Mais cet enregistrement avait été fait à l’insu des membres chargés de l’enquête, ce qui conduit la cour d’appel déclarer irrecevable ce moyen de preuve et à ne pas reconnaître le harcèlement moral.

Le droit à la preuve dans le procès civil

En matière prud’homale la preuve est dite libre. Cela signifie que le justiciable dispose d’une grande marge de manœuvre afin d’établir le bien-fondé de sa prétention ou rejeter la prétention adverse. Cette liberté de la preuve n’est pas sans limite car elle doit en principe être licite et loyale.

Mais, comme l’a affirmé l’Assemblée plénière dans son arrêt du 22 décembre 2023(1), des preuves illicites et déloyales peuvent être produites devant le juge sous certaines conditions.

En droit du travail, même si la différence n’est pas toujours évidente à faire, nous pouvons retenir de manière assez basique qu’une preuve est considérée comme illicite principalement lorsqu’elle va porter atteinte à la vie privée du salarié même si elle a pu être obtenue loyalement. A l’inverse, la nécessité de loyauté va permettre d’écarter une preuve non illicite mais obtenu par des manœuvres ou des stratagèmes…

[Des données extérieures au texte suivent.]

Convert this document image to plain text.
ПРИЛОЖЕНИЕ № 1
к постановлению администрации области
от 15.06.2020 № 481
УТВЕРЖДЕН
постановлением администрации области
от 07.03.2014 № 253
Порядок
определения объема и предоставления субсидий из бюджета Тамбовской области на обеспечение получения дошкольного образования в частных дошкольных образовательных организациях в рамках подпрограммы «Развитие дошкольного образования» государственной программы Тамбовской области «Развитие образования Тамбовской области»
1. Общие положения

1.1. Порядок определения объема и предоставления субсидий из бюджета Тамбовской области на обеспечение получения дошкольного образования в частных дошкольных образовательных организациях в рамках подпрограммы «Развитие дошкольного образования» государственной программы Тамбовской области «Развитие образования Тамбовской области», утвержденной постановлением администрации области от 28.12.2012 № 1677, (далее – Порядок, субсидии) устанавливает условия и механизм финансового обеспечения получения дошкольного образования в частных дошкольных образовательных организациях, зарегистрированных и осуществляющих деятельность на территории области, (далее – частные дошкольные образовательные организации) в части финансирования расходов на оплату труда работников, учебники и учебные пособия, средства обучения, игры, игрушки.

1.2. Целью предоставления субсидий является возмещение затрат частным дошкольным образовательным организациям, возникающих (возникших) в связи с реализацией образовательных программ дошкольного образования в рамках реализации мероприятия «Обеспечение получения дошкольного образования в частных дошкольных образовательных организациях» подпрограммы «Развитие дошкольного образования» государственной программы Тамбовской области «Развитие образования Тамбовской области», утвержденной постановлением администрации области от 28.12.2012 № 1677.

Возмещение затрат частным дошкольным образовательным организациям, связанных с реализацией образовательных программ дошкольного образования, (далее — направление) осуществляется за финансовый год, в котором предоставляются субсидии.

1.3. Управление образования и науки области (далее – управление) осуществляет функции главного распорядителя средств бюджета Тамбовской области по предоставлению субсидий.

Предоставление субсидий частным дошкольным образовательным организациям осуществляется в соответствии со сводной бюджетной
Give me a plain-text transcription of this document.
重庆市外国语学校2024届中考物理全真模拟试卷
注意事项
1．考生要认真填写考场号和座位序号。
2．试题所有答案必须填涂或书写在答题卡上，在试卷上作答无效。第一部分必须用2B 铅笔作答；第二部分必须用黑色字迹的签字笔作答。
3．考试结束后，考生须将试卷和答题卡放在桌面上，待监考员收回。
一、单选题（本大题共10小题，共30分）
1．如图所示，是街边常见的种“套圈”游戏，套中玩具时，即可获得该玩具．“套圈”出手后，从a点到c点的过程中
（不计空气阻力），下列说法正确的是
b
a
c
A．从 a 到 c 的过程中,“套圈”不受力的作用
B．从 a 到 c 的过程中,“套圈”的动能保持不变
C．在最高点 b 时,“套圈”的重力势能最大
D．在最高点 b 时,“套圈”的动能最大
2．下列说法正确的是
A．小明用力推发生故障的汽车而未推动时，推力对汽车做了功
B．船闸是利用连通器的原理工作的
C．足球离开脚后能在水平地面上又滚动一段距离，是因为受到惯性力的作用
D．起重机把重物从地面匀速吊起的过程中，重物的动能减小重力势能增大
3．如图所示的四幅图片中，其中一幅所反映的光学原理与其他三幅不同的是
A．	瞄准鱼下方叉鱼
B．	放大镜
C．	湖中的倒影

Le rappel des conditions de la recevabilité d’une preuve déloyale

Dans l'affaire commentée, le salarié décide de former un pourvoi en cassation, considérant que son droit à la preuve lui permettait de produire cet élément.  

Ce n’est cependant pas l’analyse de la chambre sociale qui rejette cette argumentation en reprenant les principes avancés par l’arrêt du 22 décembre 2023.

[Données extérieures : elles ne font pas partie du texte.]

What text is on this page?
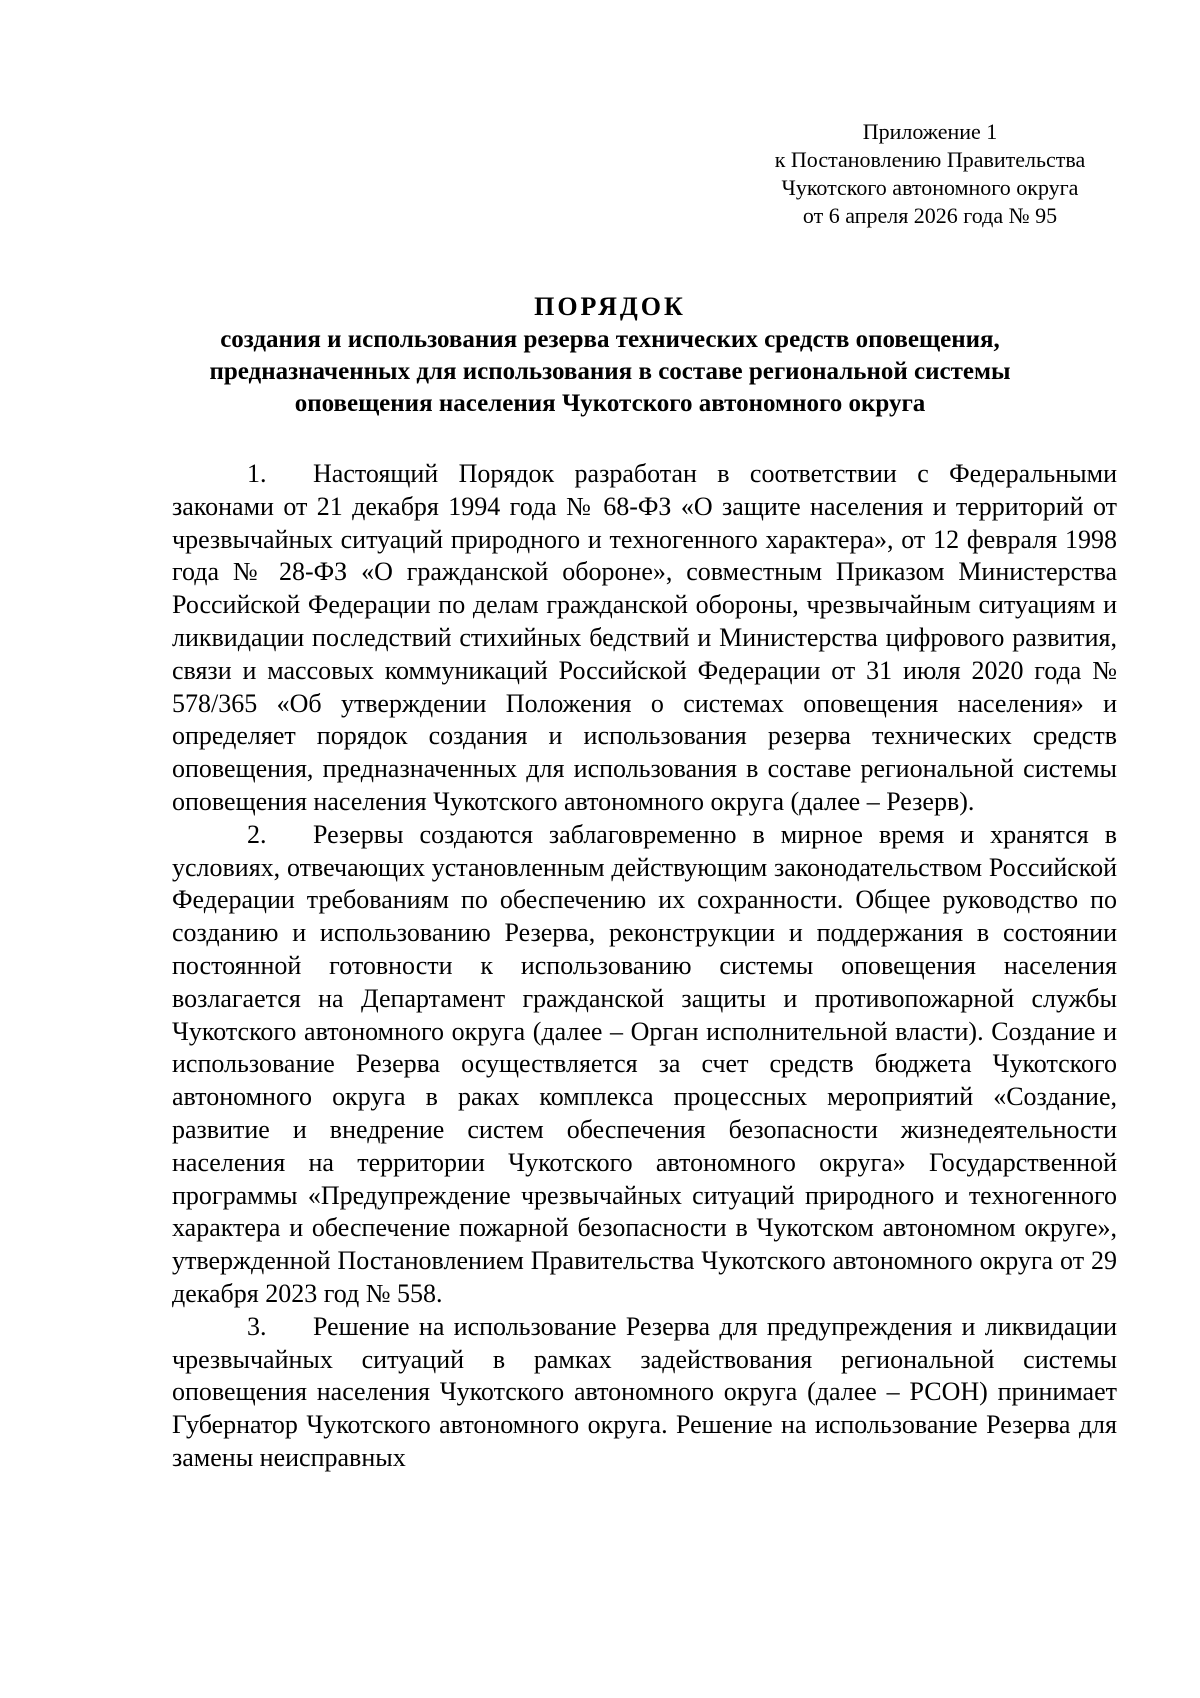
Приложение 1
к Постановлению Правительства
Чукотского автономного округа
от 6 апреля 2026 года № 95
ПОРЯДОК
создания и использования резерва технических средств оповещения, предназначенных для использования в составе региональной системы оповещения населения Чукотского автономного округа

1. Настоящий Порядок разработан в соответствии с Федеральными законами от 21 декабря 1994 года № 68-ФЗ «О защите населения и территорий от чрезвычайных ситуаций природного и техногенного характера», от 12 февраля 1998 года № 28-ФЗ «О гражданской обороне», совместным Приказом Министерства Российской Федерации по делам гражданской обороны, чрезвычайным ситуациям и ликвидации последствий стихийных бедствий и Министерства цифрового развития, связи и массовых коммуникаций Российской Федерации от 31 июля 2020 года № 578/365 «Об утверждении Положения о системах оповещения населения» и определяет порядок создания и использования резерва технических средств оповещения, предназначенных для использования в составе региональной системы оповещения населения Чукотского автономного округа (далее – Резерв).

2. Резервы создаются заблаговременно в мирное время и хранятся в условиях, отвечающих установленным действующим законодательством Российской Федерации требованиям по обеспечению их сохранности. Общее руководство по созданию и использованию Резерва, реконструкции и поддержания в состоянии постоянной готовности к использованию системы оповещения населения возлагается на Департамент гражданской защиты и противопожарной службы Чукотского автономного округа (далее – Орган исполнительной власти). Создание и использование Резерва осуществляется за счет средств бюджета Чукотского автономного округа в раках комплекса процессных мероприятий «Создание, развитие и внедрение систем обеспечения безопасности жизнедеятельности населения на территории Чукотского автономного округа» Государственной программы «Предупреждение чрезвычайных ситуаций природного и техногенного характера и обеспечение пожарной безопасности в Чукотском автономном округе», утвержденной Постановлением Правительства Чукотского автономного округа от 29 декабря 2023 год № 558.

3. Решение на использование Резерва для предупреждения и ликвидации чрезвычайных ситуаций в рамках задействования региональной системы оповещения населения Чукотского автономного округа (далее – РСОН) принимает Губернатор Чукотского автономного округа. Решение на использование Резерва для замены неисправных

Ainsi, elle rappelle que : « Dans un procès civil, l'illicéité ou la déloyauté dans l'obtention ou la production d'un moyen de preuve ne conduit pas nécessairement à l'écarter des débats. ».

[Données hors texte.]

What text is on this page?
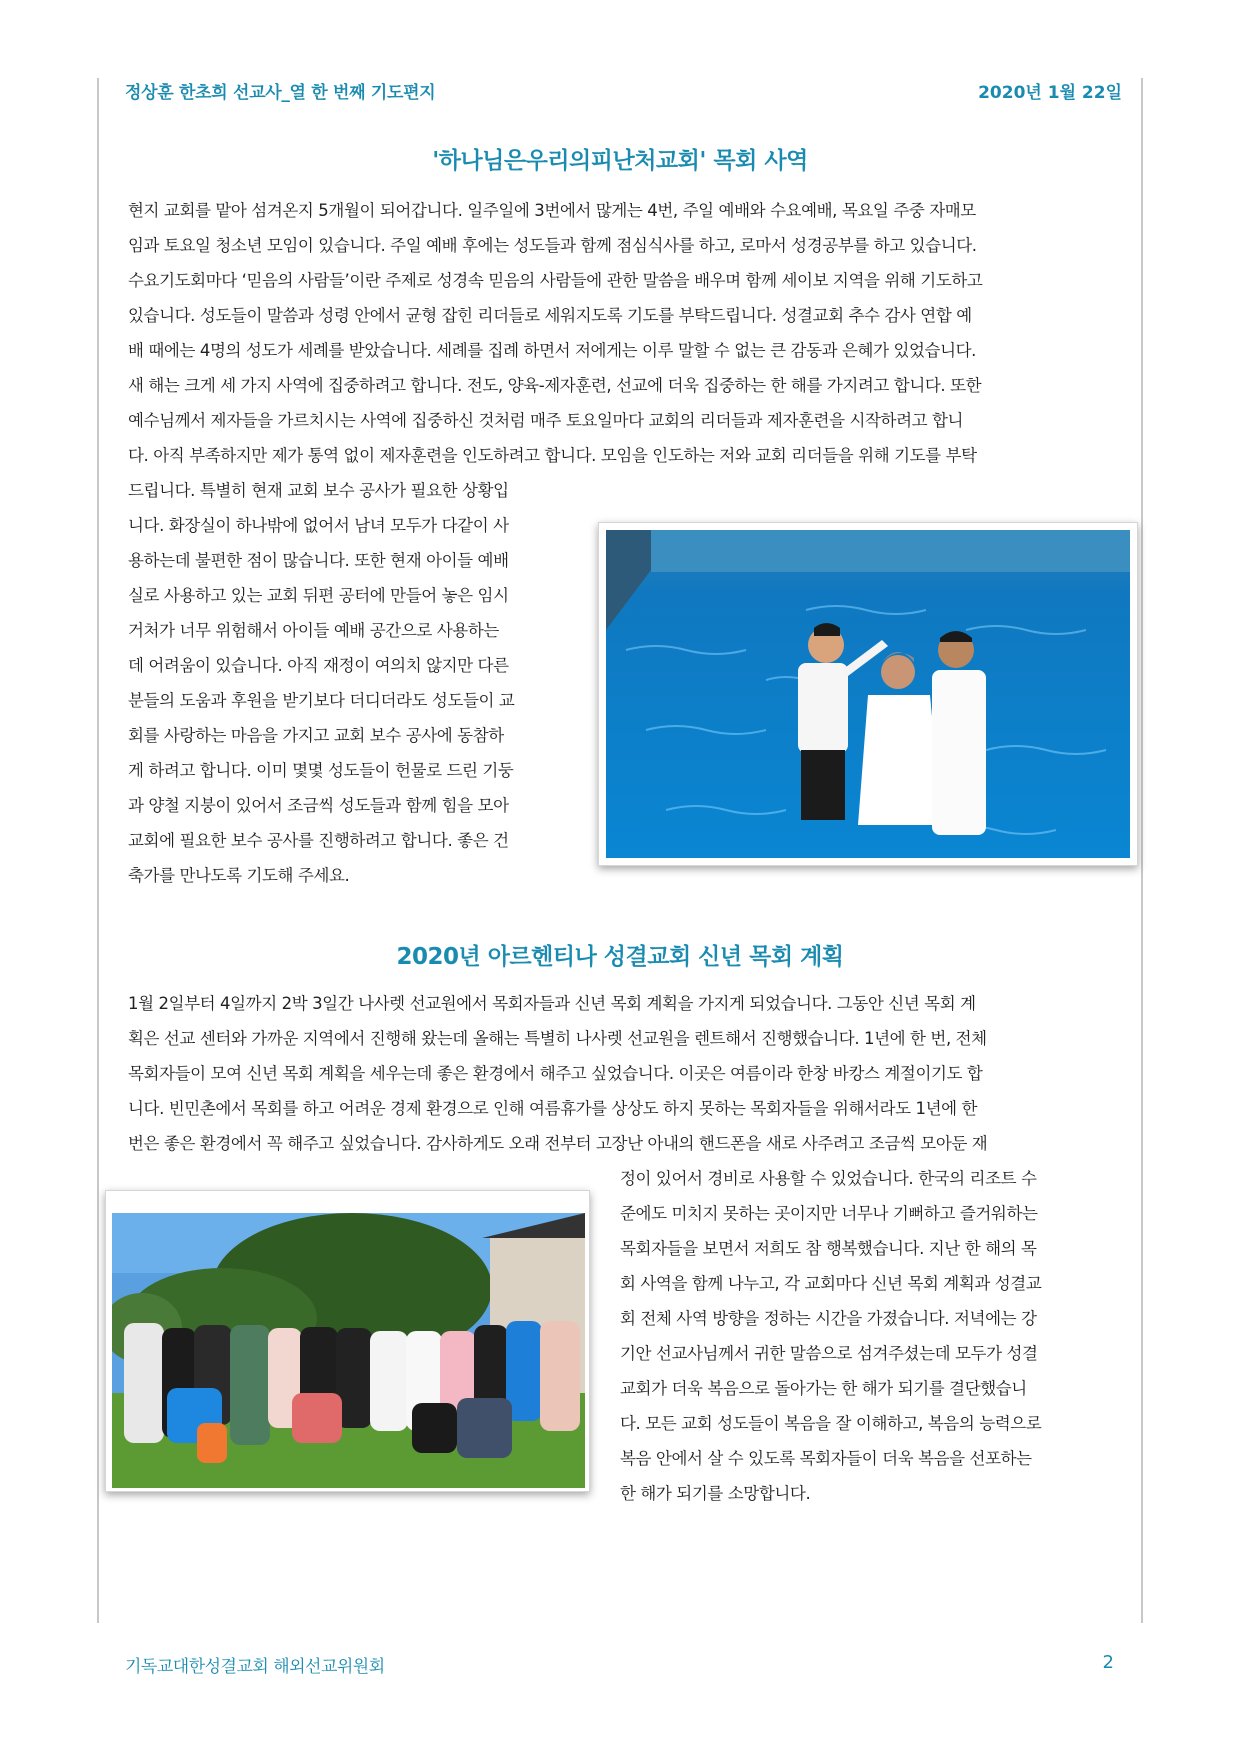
정상훈 한초희 선교사_열 한 번째 기도편지	2020년 1월 22일
'하나님은우리의피난처교회' 목회 사역
현지 교회를 맡아 섬겨온지 5개월이 되어갑니다. 일주일에 3번에서 많게는 4번, 주일 예배와 수요예배, 목요일 주중 자매모
임과 토요일 청소년 모임이 있습니다. 주일 예배 후에는 성도들과 함께 점심식사를 하고, 로마서 성경공부를 하고 있습니다.
수요기도회마다 ‘믿음의 사람들’이란 주제로 성경속 믿음의 사람들에 관한 말씀을 배우며 함께 세이보 지역을 위해 기도하고
있습니다. 성도들이 말씀과 성령 안에서 균형 잡힌 리더들로 세워지도록 기도를 부탁드립니다. 성결교회 추수 감사 연합 예
배 때에는 4명의 성도가 세례를 받았습니다. 세례를 집례 하면서 저에게는 이루 말할 수 없는 큰 감동과 은혜가 있었습니다.
새 해는 크게 세 가지 사역에 집중하려고 합니다. 전도, 양육-제자훈련, 선교에 더욱 집중하는 한 해를 가지려고 합니다. 또한
예수님께서 제자들을 가르치시는 사역에 집중하신 것처럼 매주 토요일마다 교회의 리더들과 제자훈련을 시작하려고 합니
다. 아직 부족하지만 제가 통역 없이 제자훈련을 인도하려고 합니다. 모임을 인도하는 저와 교회 리더들을 위해 기도를 부탁
드립니다. 특별히 현재 교회 보수 공사가 필요한 상황입
니다. 화장실이 하나밖에 없어서 남녀 모두가 다같이 사
용하는데 불편한 점이 많습니다. 또한 현재 아이들 예배
실로 사용하고 있는 교회 뒤편 공터에 만들어 놓은 임시
거처가 너무 위험해서 아이들 예배 공간으로 사용하는
데 어려움이 있습니다. 아직 재정이 여의치 않지만 다른
분들의 도움과 후원을 받기보다 더디더라도 성도들이 교
회를 사랑하는 마음을 가지고 교회 보수 공사에 동참하
게 하려고 합니다. 이미 몇몇 성도들이 헌물로 드린 기둥
과 양철 지붕이 있어서 조금씩 성도들과 함께 힘을 모아
교회에 필요한 보수 공사를 진행하려고 합니다. 좋은 건
축가를 만나도록 기도해 주세요.
2020년 아르헨티나 성결교회 신년 목회 계획
1월 2일부터 4일까지 2박 3일간 나사렛 선교원에서 목회자들과 신년 목회 계획을 가지게 되었습니다. 그동안 신년 목회 계
획은 선교 센터와 가까운 지역에서 진행해 왔는데 올해는 특별히 나사렛 선교원을 렌트해서 진행했습니다. 1년에 한 번, 전체
목회자들이 모여 신년 목회 계획을 세우는데 좋은 환경에서 해주고 싶었습니다. 이곳은 여름이라 한창 바캉스 계절이기도 합
니다. 빈민촌에서 목회를 하고 어려운 경제 환경으로 인해 여름휴가를 상상도 하지 못하는 목회자들을 위해서라도 1년에 한
번은 좋은 환경에서 꼭 해주고 싶었습니다. 감사하게도 오래 전부터 고장난 아내의 핸드폰을 새로 사주려고 조금씩 모아둔 재
정이 있어서 경비로 사용할 수 있었습니다. 한국의 리조트 수
준에도 미치지 못하는 곳이지만 너무나 기뻐하고 즐거워하는
목회자들을 보면서 저희도 참 행복했습니다. 지난 한 해의 목
회 사역을 함께 나누고, 각 교회마다 신년 목회 계획과 성결교
회 전체 사역 방향을 정하는 시간을 가졌습니다. 저녁에는 강
기안 선교사님께서 귀한 말씀으로 섬겨주셨는데 모두가 성결
교회가 더욱 복음으로 돌아가는 한 해가 되기를 결단했습니
다. 모든 교회 성도들이 복음을 잘 이해하고, 복음의 능력으로
복음 안에서 살 수 있도록 목회자들이 더욱 복음을 선포하는
한 해가 되기를 소망합니다.
기독교대한성결교회 해외선교위원회	2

Lorsque la demande lui en est faite, il revient donc au juge d’apprécier si une telle preuve porte « une atteinte au caractère équitable de la procédure dans son ensemble, en mettant en balance le droit à la preuve et les droits antinomiques en présence ».

Elle ajoute que le droit à la preuve peut justifier la production d’éléments portant atteinte à d’autres droits à condition que :

  • cette production soitindispensable à l’exercice du droit à la preuve ;
  • et que l’atteinte soit strictement proportionnée au but poursuivi.

 

Dans son arrêt du 22 décembre 2023, l’Assemblée plénière a dégagé ces principes sur le fondement des articles 6 § 1 de la CESDH et de l’article 9 du Code de procédure civile.

 

Un enregistrement non-indispensable à l’exercice du droit à la preuve

La Cour de cassation constate qu’en l’espèce, la cour d’appel a relevé que le médecin du travail et l’inspecteur du travail avaient été associé à l’enquête du CHSCT et étaient présent lorsque le constat établi dans le rapport d’enquête a eu lieu. Les juges d’appel ont également estimé que les autres éléments de preuve permettaient de laisser supposer l’existence d’un harcèlement moral. De ce fait, la production de l’enregistrement litigieux n’était pas indispensable à l’exercice du droit à la preuve.

Selon les juges, le salarié n’avait donc pas besoin d’aller jusqu’à produire cette preuve déloyale pour faire jouer la présomption de harcèlement moral.

Cet arrêt fait écho à celui du 22 décembre 2023 où la Cour avait posé les principes de la recevabilité d’une preuve déloyale. Si elle est possible, l’admission des preuves déloyales n’est pas automatique comme l’illustre cet arrêt du 17 janvier. Les juges ne retiendront ce type de preuve seulement si le caractère indispensable et proportionné est démontré. Si le cas d’espèce concerne un salarié, le même type de contrôle sera exercé sur les preuves produites par l’employeur.

 

(1) Cass.ass.plen. 22.12.23, n°20-20648.